Jury begins deliberations in trial of former policeman charged with murdering George Floyd

After 3 weeks and over 40 witnesses called to the stand, the fate of Derek Chauvin now rests with jury, as deliberations are underway in the high-stakes and at times emotional trial for the murder of George Floyd. Two alternate jurors have been dismissed and the 12 remaining jurors “sequestered” in a hotel until they reach unanimous decisions on all charges. 

During closing arguments, the Prosecution focused on the “common sense” of the jury when considering the arguments and charges of the trial. “‘Use your common sense. Believe your eyes. What you saw, you saw,’ the Associated Press quoted Prosecutor Steven Schleicher as saying. Some members of the jury were reported to have been visibly shaken when first viewing the 9 min 29 sec video. 

Schleicher argued that the main cause of death was oxygen deprivation and that particularly Chauvin but other officers also had used “unreasonable” force against Floyd. 

He also dismissed several proposed causes of death, and in response to the argument that Floyd was in a state of “excited delirium” and therefore the actions taken by the officers against Floyd were justified said: “there are no super humans.” 

The Defense argued that Chauvin acted as any “’reasonable officer’ in the same situation would have done,” which the AP reported was “a point the defense stressed repeatedly.” 

Eric Nelson, the defense attorney, argued that Floyd died not of asphyxia from the pressure applied to his neck and back, as he was pressed down against the pavement, but instead of drug abuse and an enlarged heart. 
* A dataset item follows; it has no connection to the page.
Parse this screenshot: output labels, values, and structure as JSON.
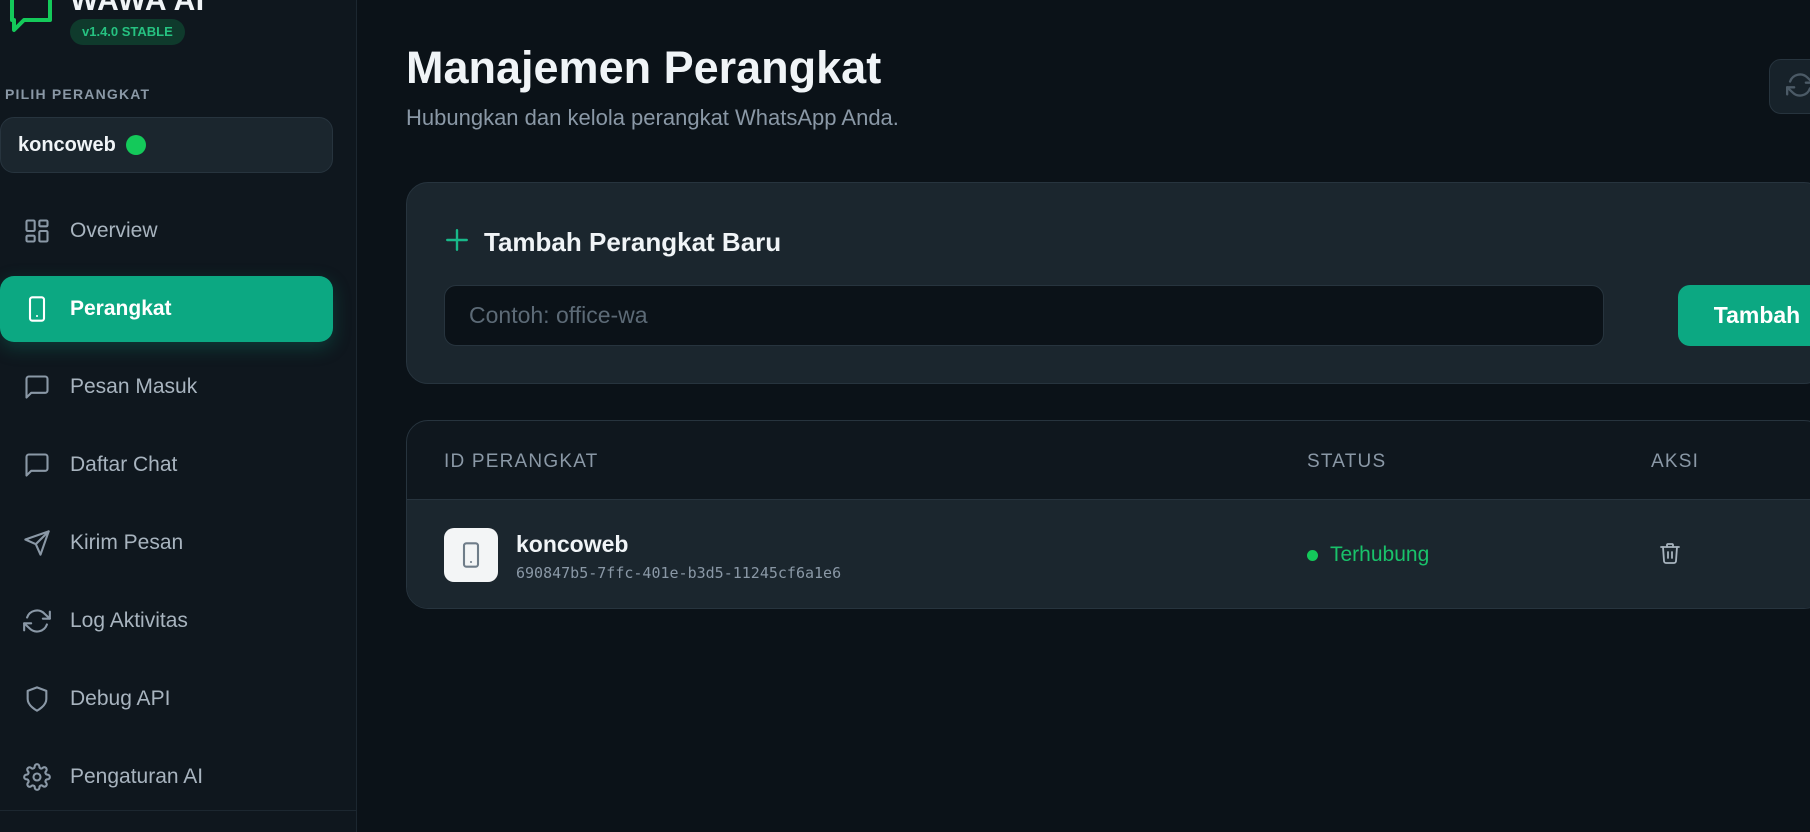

Prosecutor Jerry Blackwell followed the defense’s remarks saying that the facts of the trial were such “common sense” a child could see that Chauvin’s excessive force had caused Floyd’s death. He cited the 9 year-old girl who had said ‘Get off of him,’ witnessing Chauvin with his knee pressed to Floyd, the AP reported.

Chauvin, the defendant and former Minneapolis police officer has pled not guilty to charges of second- and third- degree murder and second- degree manslaughter, and pleaded the 5th when called to testify. 

“The charges are to be considered separate, so Chauvin could be convicted of all, some or none of them,” CNN reported. “If convicted, Chauvin could face up to 40 years in prison for second-degree murder, up to 25 years for third-degree murder, and up to 10 years for second-degree manslaughter.” 

The jury must decide whether each charge has been “proven beyond a reasonable doubt”; therefore, “All three charges require the jury to conclude that Chauvin’s actions were a ‘substantial causal factor’ in Floyd’s death and that his use of force was unreasonable,” the AP said.

Prosecutors Schleicher and Blackwell, and Defense Attorney Nelson, however, were not the only ones to offer their final arguments and thoughts, as U.S. Rep. Maxine Waters’ (D-CA) impassioned weekend remarks calling for protesters to ‘stay on the streets’ and ‘get more confrontational’ if the jury were to acquit Chauvin surged across national news outlets and filled the air inside the courtroom, threatening to derail the entire trial. 

Nelson complained he had trouble believing the jury “can really be said to be free from” outside influence given its pervasiveness. He cited the Congresswoman’s statements as cause for the judge to declare a mistrial. 

“I’ll give you that the Congresswoman may have given you something out of appeal that may result in this whole trial being overturned,” Judge Cahill said in response. 

Cahill went on the say: “I wish elected officials would stop talking this case, especially in a manner that is disrespectful to the rule of law and to the judicial branch and our function.” 

Ultimately he said the Congresswoman’s remarks were irrelevant, saying they “don’t really matter” in terms of the jury’s review of the facts and arguments put forth in the trial. 

Schleicher had explained that the jury by law is instructed to follow Judge Cahill’s rules and that he was confident in their ability to do so. “The law presumes that the jury follows the judge’s instructions and the court has instructed the jury today that they are not to let any outside influences or public opinion sway their deliberation,” Schleicher said. “And the law presumes they would be capable of doing that.” 

Just as Schleicher said in his closing remarks that the “the countdown [of 9 min 29 sec] began” when officers pressed Floyd into a “prone position,” now, for George Floyd’s surviving family, for Americans, and for the world, “the countdown” to a verdict has begun.